Johnson was also defeated on his plan to hold a snap election on 15 October as he did not obtain the required support of two-thirds of MPs. Having spent the last two years calling for an election, Jeremy Corbyn, the Labour leader, changed his tune. He would support an election once the non-deal Brexit becomes law. Johnson would fight the election on the slogan of ‘the people’ versus parliament, further deepening the divisions in the country.

The UK is now in an extraordinary situation. Parliament (often referred to as the Mother of Parliaments) is locked in a showdown with government, and the country has its most serious constitutional crisis since the 17th century. Meanwhile the value of sterling is falling (around 20% since the referendum), investment in the UK by foreign firms has declined sharply, businesses still cannot plan for the future with any certainty and the Brexit issue is consuming all energy to the exclusion of other pressing issues such as education. What are the ways out of this dog’s breakfast? The possible scenarios are set out in the chart below (texts in red).

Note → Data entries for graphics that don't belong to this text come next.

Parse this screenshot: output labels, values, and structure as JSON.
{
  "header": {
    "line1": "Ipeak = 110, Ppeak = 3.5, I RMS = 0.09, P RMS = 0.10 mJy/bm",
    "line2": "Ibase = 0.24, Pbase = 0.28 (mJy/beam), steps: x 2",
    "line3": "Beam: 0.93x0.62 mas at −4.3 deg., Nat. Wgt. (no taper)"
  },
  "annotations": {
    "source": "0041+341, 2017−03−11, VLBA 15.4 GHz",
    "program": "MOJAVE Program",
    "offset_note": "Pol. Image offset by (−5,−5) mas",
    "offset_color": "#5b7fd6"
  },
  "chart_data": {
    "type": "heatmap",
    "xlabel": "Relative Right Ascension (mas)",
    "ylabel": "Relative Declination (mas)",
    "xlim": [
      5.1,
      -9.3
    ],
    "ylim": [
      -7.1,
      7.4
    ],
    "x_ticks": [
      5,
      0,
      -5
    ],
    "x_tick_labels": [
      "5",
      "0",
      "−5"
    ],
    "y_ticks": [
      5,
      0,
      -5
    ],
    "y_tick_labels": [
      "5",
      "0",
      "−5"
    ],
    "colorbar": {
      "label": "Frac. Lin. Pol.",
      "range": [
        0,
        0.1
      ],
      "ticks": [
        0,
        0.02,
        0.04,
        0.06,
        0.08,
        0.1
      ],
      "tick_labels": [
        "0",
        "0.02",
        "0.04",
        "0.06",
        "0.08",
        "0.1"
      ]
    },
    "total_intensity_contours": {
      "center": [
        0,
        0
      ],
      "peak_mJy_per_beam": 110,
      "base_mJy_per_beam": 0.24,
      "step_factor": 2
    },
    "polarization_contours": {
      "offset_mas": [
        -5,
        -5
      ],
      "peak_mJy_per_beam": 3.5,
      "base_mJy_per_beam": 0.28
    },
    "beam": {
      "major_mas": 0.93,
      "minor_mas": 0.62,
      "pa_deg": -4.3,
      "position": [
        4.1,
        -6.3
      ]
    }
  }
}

Figure 1. Brexit: What happens next? Source: The Times.
Figure 1. Brexit: What happens next? Source: The Times.

Furthermore, the break-up of the Union of England, Scotland, Wales and Northern Ireland is now being openly talked about. Both Scotland and Northern Ireland voted to remain in the EU. Nicola Sturgeon, the Scottish First Minister, says the decision to suspend parliament may have made independence ‘completely inevitable’, while a hard border between Northern Ireland and the Republic of Ireland, in the event of a no deal, imperils the 1998 Good Friday Agreement and could strengthen the cause of a united Ireland.

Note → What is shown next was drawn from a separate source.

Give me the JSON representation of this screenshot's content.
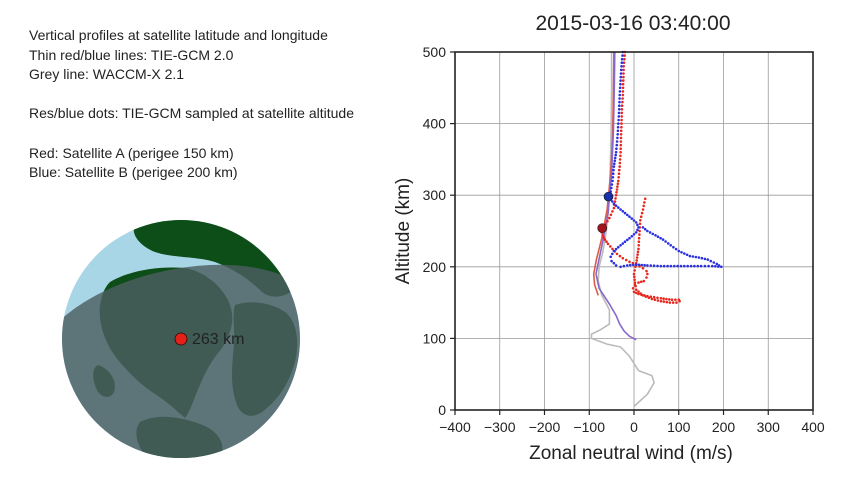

Not only does the end of the union seem more likely, but so few supporters of it appear to care. Only 30% of British Conservatives (officially the Conservative and Unionist Party), and only 14% of Brexit Party voters, would oppose Brexit if it meant the break-up of the union, according to a You Gov poll.

The UK political system has long prided itself for pragmatism and avoiding extremism. This is no longer the case. Britain is not a failed state in the generally accepted meaning (one whose political or economic system has become so weak that the government is no longer in control), but the body politic is failing to deliver in the best interests of the country as whole.

But that perhaps is inevitable when a referendum is held on such a complex issue as leaving the EU, and with a 50% threshold that was far too low for such a fundamental constitutional issue, and is narrowly won on the basis of simplistic arguments and lies whose propagation was greatly helped by social media.